Annual birth rates for the June 2004 year suggest that New Zealand women average 2.01 births per woman. This is below the level required for any population to replace itself without migration (2.10 births per woman). However, our fertility rate is higher than that for Canada, Sweden (both 1.6 births per woman), England and Wales, and Australia (both 1.7 births per woman). The trend towards delayed motherhood is continuing. On average, New Zealand women now have children five years later than their counterparts in the early 1970s. The median age (half are older than this age, and half younger) of New Zealand women giving birth is now 30.2 years, compared with 28.4 years in 1994, and 24.9 years in the early 1970s.

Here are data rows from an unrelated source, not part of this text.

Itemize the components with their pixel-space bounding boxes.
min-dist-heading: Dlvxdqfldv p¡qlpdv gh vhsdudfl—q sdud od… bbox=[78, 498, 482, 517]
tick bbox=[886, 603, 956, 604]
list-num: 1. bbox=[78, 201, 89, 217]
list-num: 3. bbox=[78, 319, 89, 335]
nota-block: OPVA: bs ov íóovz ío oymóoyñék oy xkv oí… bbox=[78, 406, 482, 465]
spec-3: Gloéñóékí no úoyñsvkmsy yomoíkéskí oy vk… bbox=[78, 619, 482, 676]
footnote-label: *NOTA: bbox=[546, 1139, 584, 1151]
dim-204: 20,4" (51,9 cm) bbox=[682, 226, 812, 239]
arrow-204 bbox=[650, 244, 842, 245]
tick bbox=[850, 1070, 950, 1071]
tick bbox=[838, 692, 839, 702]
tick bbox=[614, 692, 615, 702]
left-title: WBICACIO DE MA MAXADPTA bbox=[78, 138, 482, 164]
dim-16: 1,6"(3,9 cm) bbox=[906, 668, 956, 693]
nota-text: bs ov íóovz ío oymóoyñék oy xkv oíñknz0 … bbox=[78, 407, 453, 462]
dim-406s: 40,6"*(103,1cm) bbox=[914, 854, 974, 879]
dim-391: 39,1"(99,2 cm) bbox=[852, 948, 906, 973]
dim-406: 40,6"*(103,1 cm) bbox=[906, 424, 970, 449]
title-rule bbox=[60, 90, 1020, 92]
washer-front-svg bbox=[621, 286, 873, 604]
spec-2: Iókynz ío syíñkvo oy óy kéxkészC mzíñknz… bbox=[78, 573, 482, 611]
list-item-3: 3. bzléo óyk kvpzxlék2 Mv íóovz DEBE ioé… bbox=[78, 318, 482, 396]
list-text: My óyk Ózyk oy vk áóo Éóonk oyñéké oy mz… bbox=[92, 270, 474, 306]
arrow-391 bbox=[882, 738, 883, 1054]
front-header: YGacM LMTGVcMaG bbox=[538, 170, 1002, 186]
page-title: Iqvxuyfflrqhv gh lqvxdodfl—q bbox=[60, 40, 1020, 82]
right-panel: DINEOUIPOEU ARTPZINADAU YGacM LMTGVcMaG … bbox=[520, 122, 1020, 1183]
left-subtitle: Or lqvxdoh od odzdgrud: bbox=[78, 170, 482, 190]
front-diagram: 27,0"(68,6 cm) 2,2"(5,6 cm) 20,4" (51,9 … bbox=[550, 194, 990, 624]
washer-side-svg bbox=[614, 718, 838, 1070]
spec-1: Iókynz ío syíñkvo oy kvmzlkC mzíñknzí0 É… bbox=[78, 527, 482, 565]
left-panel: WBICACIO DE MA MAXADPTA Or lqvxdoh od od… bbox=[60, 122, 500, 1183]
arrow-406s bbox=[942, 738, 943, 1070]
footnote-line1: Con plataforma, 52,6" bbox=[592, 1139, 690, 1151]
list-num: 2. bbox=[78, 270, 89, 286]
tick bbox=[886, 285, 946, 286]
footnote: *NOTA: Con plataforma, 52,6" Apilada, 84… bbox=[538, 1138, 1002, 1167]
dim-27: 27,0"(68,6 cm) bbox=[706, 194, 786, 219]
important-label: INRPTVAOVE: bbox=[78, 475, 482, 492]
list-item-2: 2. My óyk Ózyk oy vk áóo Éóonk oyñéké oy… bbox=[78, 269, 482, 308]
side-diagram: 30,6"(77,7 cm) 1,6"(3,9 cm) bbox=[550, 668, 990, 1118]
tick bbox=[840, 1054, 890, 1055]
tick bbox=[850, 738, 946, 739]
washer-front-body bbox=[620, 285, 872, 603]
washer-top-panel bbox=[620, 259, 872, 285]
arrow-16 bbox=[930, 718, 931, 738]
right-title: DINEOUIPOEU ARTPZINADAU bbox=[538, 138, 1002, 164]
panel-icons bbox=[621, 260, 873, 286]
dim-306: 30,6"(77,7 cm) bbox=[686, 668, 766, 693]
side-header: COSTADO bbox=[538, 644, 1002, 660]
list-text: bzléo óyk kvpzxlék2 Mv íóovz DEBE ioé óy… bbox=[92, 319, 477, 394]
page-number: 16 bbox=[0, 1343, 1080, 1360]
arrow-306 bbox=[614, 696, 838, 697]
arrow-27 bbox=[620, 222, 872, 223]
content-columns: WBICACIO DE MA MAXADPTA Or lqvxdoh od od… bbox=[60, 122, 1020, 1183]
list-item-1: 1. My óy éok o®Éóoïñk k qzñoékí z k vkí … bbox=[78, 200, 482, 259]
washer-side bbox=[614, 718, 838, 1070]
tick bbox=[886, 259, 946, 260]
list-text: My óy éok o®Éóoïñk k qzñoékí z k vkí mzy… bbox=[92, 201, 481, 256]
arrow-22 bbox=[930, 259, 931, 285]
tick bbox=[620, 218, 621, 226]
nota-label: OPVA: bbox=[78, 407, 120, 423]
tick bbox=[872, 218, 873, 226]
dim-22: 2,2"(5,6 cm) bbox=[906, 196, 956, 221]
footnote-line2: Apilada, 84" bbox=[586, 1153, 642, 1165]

In the June 2004 year, women aged 30–34 years had the highest fertility rate (118 births per 1,000 women), followed closely by those aged 25–29 years (112 per 1,000). This is a significant departure from the early 1970s when early marriage and early childbearing were the norm. At that time, the 20–24 year age group was the most common for childbearing, with a fertility rate of over 200 births per 1,000 women. This compares with only 71 per 1,000 in the June 2004 year. Similarly, the current fertility rate for women under 20 years (27 per 1,000) is roughly one-third of the rate in 1972 (69 per 1,000).
Deaths registered in the June 2004 year totalled 28,140, compared with 27,760 in the June 2003 year. The abridged life table for the New Zealand population for 2001–2003 indicates that a newborn girl can expect to live, on average, 81.2 years, and a newborn boy 76.7 years. These represent gains of 1.5 years for females and 2.3 years for males since 1995–1997. The natural increase of population (the excess of births over deaths) was 29,750 in the June 2004 year, up 2,570 (9.5 percent) on the year ended June 2003 (27,180). Over the same period, the rate of natural increase rose from 6.8 per 1,000 to 7.4 per 1,000. Natural increase accounted for 58 percent of the population growth during the June 2004 year, and net migration the remaining 42 percent.